Legislature considers asking for salmon restoration above Grand Coulee
Published 7:57 am Tuesday, February 9, 2016
- Grace Bruncke photolwaco's Alec Bell grapples with Life Christian's Ezra Miller in a championship round victory in the 195 weight class.
Lawmakers in Olympia have begun considering a memorial that asks the federal government to back a plan to reintroduce salmon and steelhead in blocked areas upstream of Chief Joseph and Grand Coulee dams on the Columbia River.
This is the time to approach the federal government, the memorial says, as the government works its way through renegotiations of the Columbia River Treaty with Canada and as the Northwest Power and Conservation Council moves ahead on researching the feasibility of introducing salmon and steelhead into over 500 miles of mainstem and tributary waters in the upper reaches of the river.
Rep. Derek Stanford, D-Bothell, the lead sponsor of Joint House Memorial 4014, introduced the memorial January 28, at which time it was assigned to the House Agricultural and Natural Resources Committee.
The memorial asks that the “federal government and the region pursue the reintroduction of salmon and steelhead above the Chief Joseph and Grand Coulee dams through a pragmatic and science-based phased approach, such as the plan proposed by the Northwest Power and Conservation Council, that can lead to fish passage and reintroduction featuring careful and coordinated planning, research, testing, and construction followed by monitoring, evaluation, and adaptive management.”
The memorial’s first hearing was Feb. 2, but committee chairman Rep.
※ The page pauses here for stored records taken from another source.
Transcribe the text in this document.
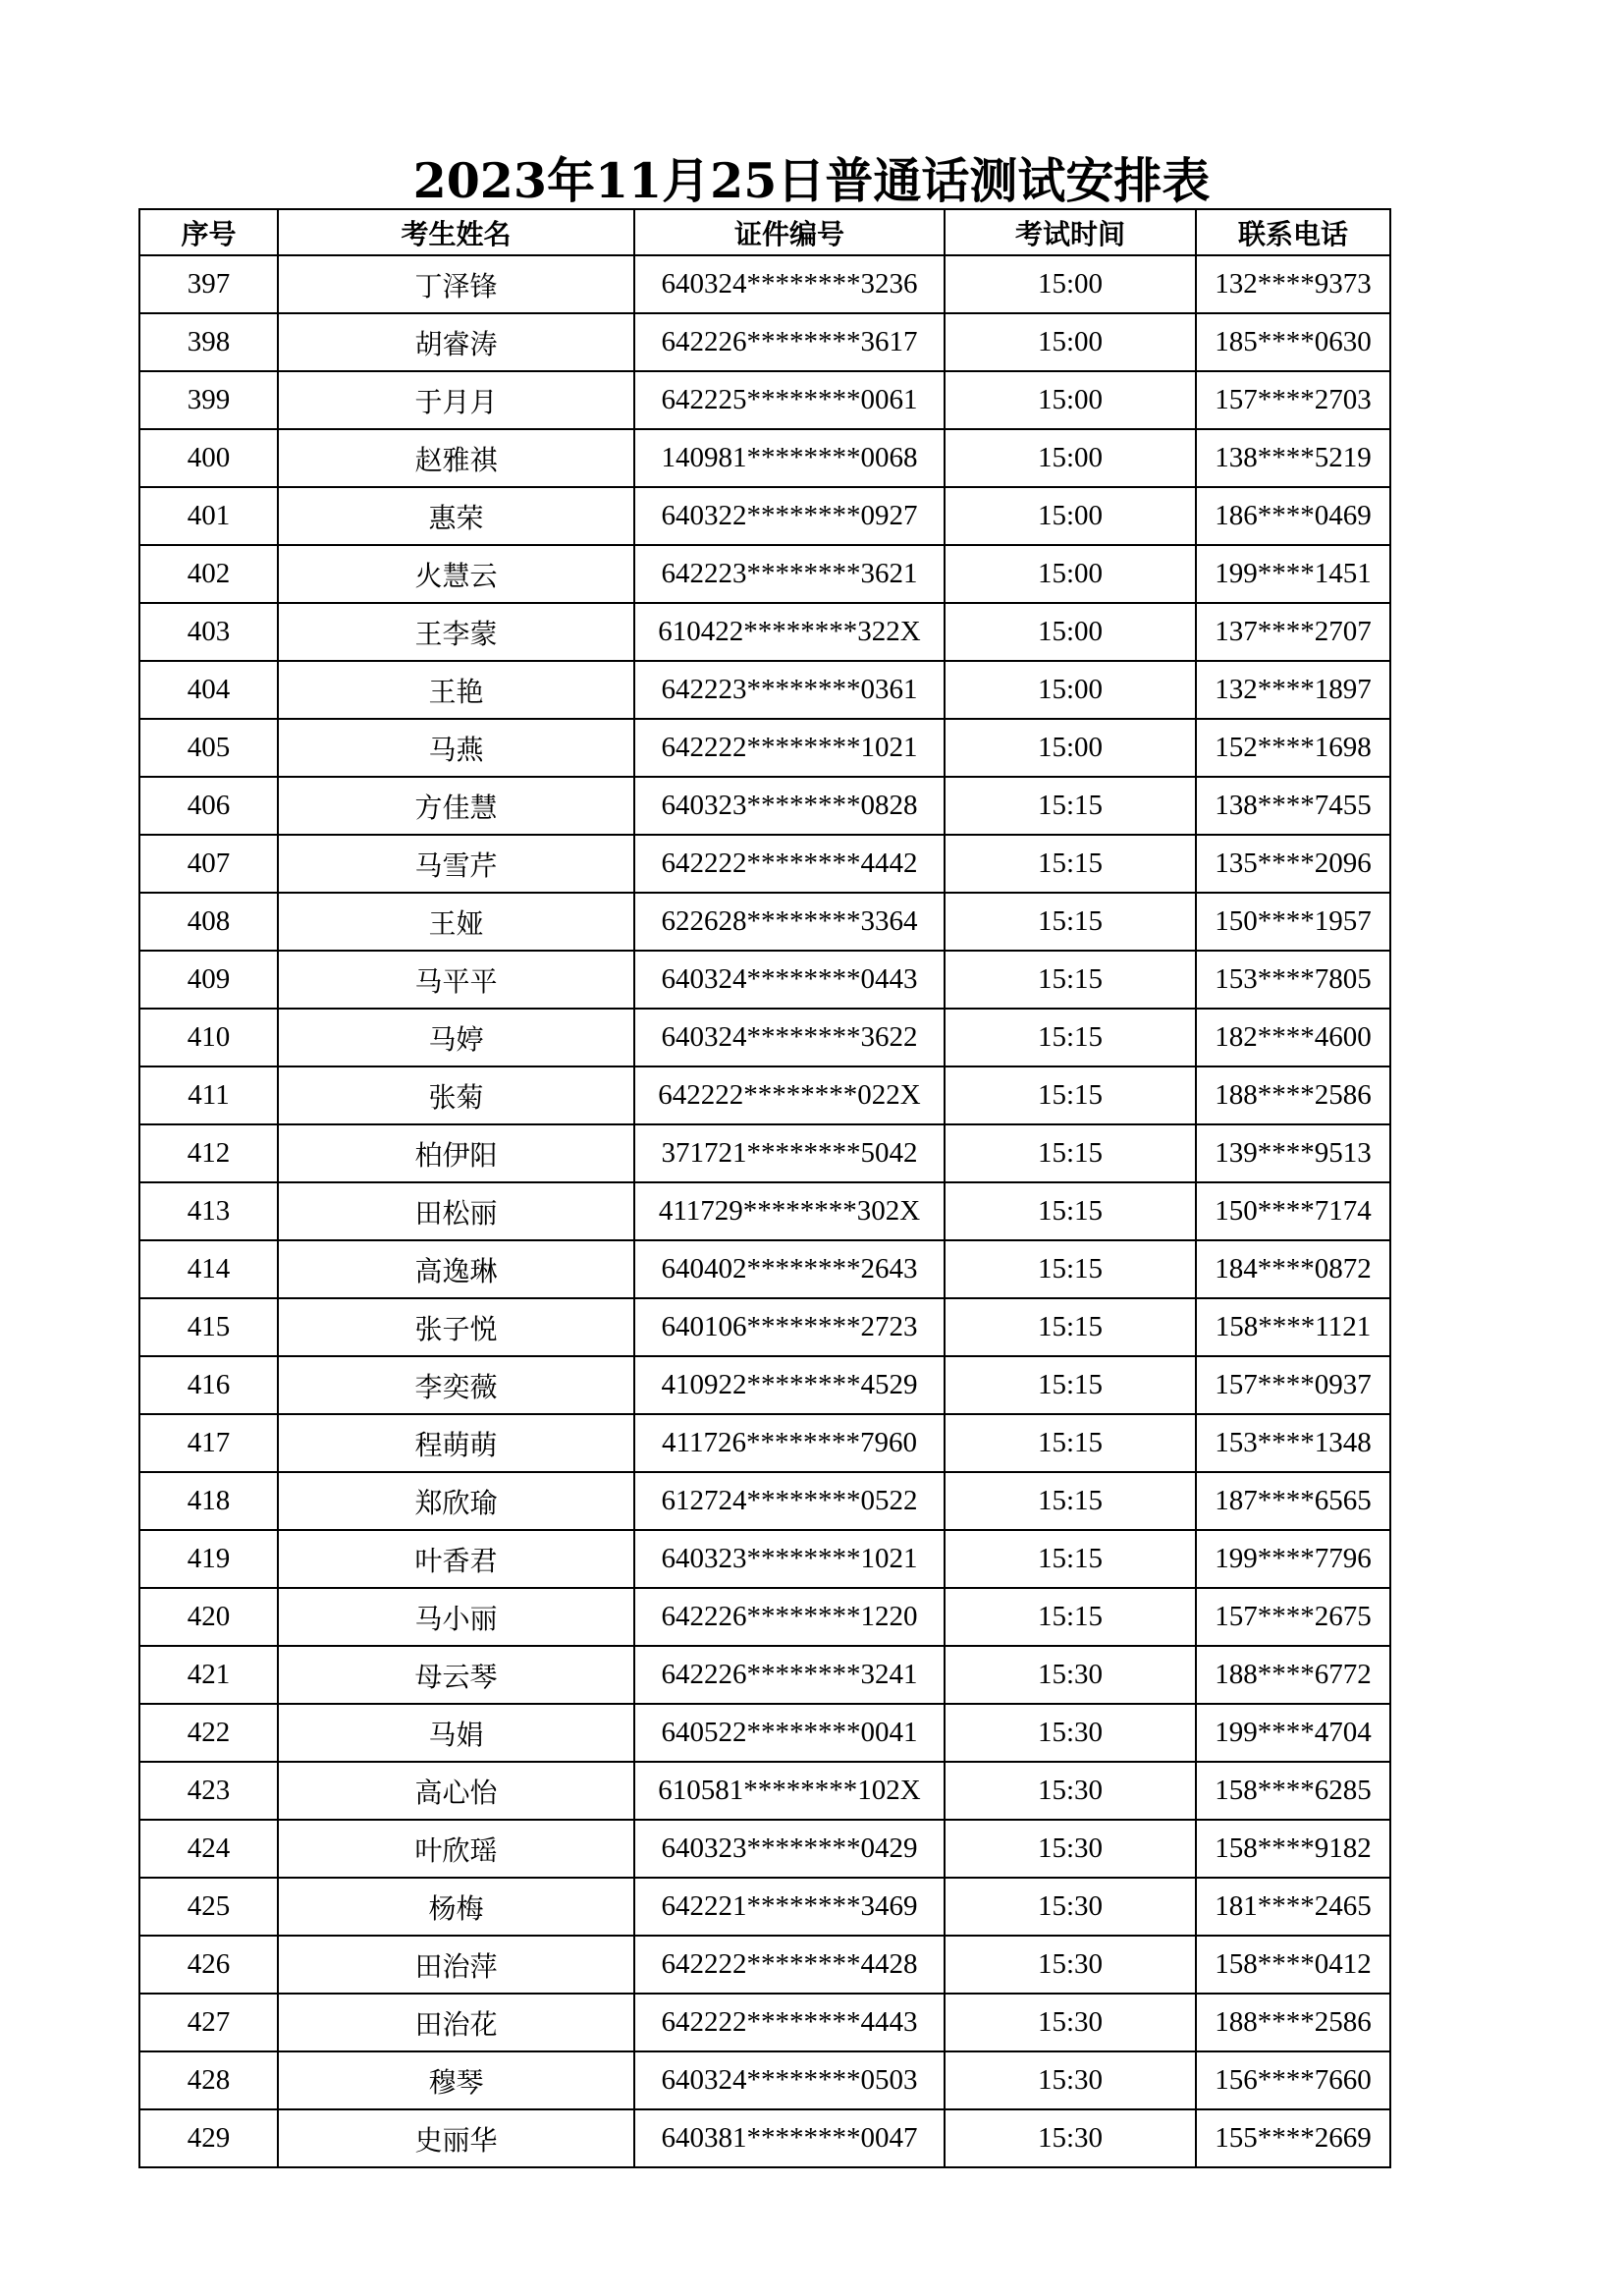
2023年11月25日普通话测试安排表
序号	考生姓名	证件编号	考试时间	联系电话
397	丁泽锋	640324********3236	15:00	132****9373
398	胡睿涛	642226********3617	15:00	185****0630
399	于月月	642225********0061	15:00	157****2703
400	赵雅祺	140981********0068	15:00	138****5219
401	惠荣	640322********0927	15:00	186****0469
402	火慧云	642223********3621	15:00	199****1451
403	王李蒙	610422********322X	15:00	137****2707
404	王艳	642223********0361	15:00	132****1897
405	马燕	642222********1021	15:00	152****1698
406	方佳慧	640323********0828	15:15	138****7455
407	马雪芹	642222********4442	15:15	135****2096
408	王娅	622628********3364	15:15	150****1957
409	马平平	640324********0443	15:15	153****7805
410	马婷	640324********3622	15:15	182****4600
411	张菊	642222********022X	15:15	188****2586
412	柏伊阳	371721********5042	15:15	139****9513
413	田松丽	411729********302X	15:15	150****7174
414	高逸琳	640402********2643	15:15	184****0872
415	张子悦	640106********2723	15:15	158****1121
416	李奕薇	410922********4529	15:15	157****0937
417	程萌萌	411726********7960	15:15	153****1348
418	郑欣瑜	612724********0522	15:15	187****6565
419	叶香君	640323********1021	15:15	199****7796
420	马小丽	642226********1220	15:15	157****2675
421	母云琴	642226********3241	15:30	188****6772
422	马娟	640522********0041	15:30	199****4704
423	高心怡	610581********102X	15:30	158****6285
424	叶欣瑶	640323********0429	15:30	158****9182
425	杨梅	642221********3469	15:30	181****2465
426	田治萍	642222********4428	15:30	158****0412
427	田治花	642222********4443	15:30	188****2586
428	穆琴	640324********0503	15:30	156****7660
429	史丽华	640381********0047	15:30	155****2669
Brian Blake, D-Aberdeen, said it will allowed germinate until next year.
“We’re going to let this one cook and come back next January after folks have started to talk.” Blake was quoted in Spokane’s Spokesman-Review newspaper.
If approved, the recipient list is quite extensive and includes the President of the United States, the Speaker of the House, Senate Majority Leader, Secretary of State, Secretary of Energy and Secretary of the Interior, as well as to House and Senate representatives from Washington.
The memorial’s preamble describes the Columbia River as once home to 10 million to 16 million salmon returning to spawn, some as far up the river as Arrow, British Columbia where sockeye salmon once spawned and Canal Flats, BC near the river’s origins where chinook salmon once spawned. However, human activity, particularly dams on the mainstem Columbia River, have blocked passage for these fish.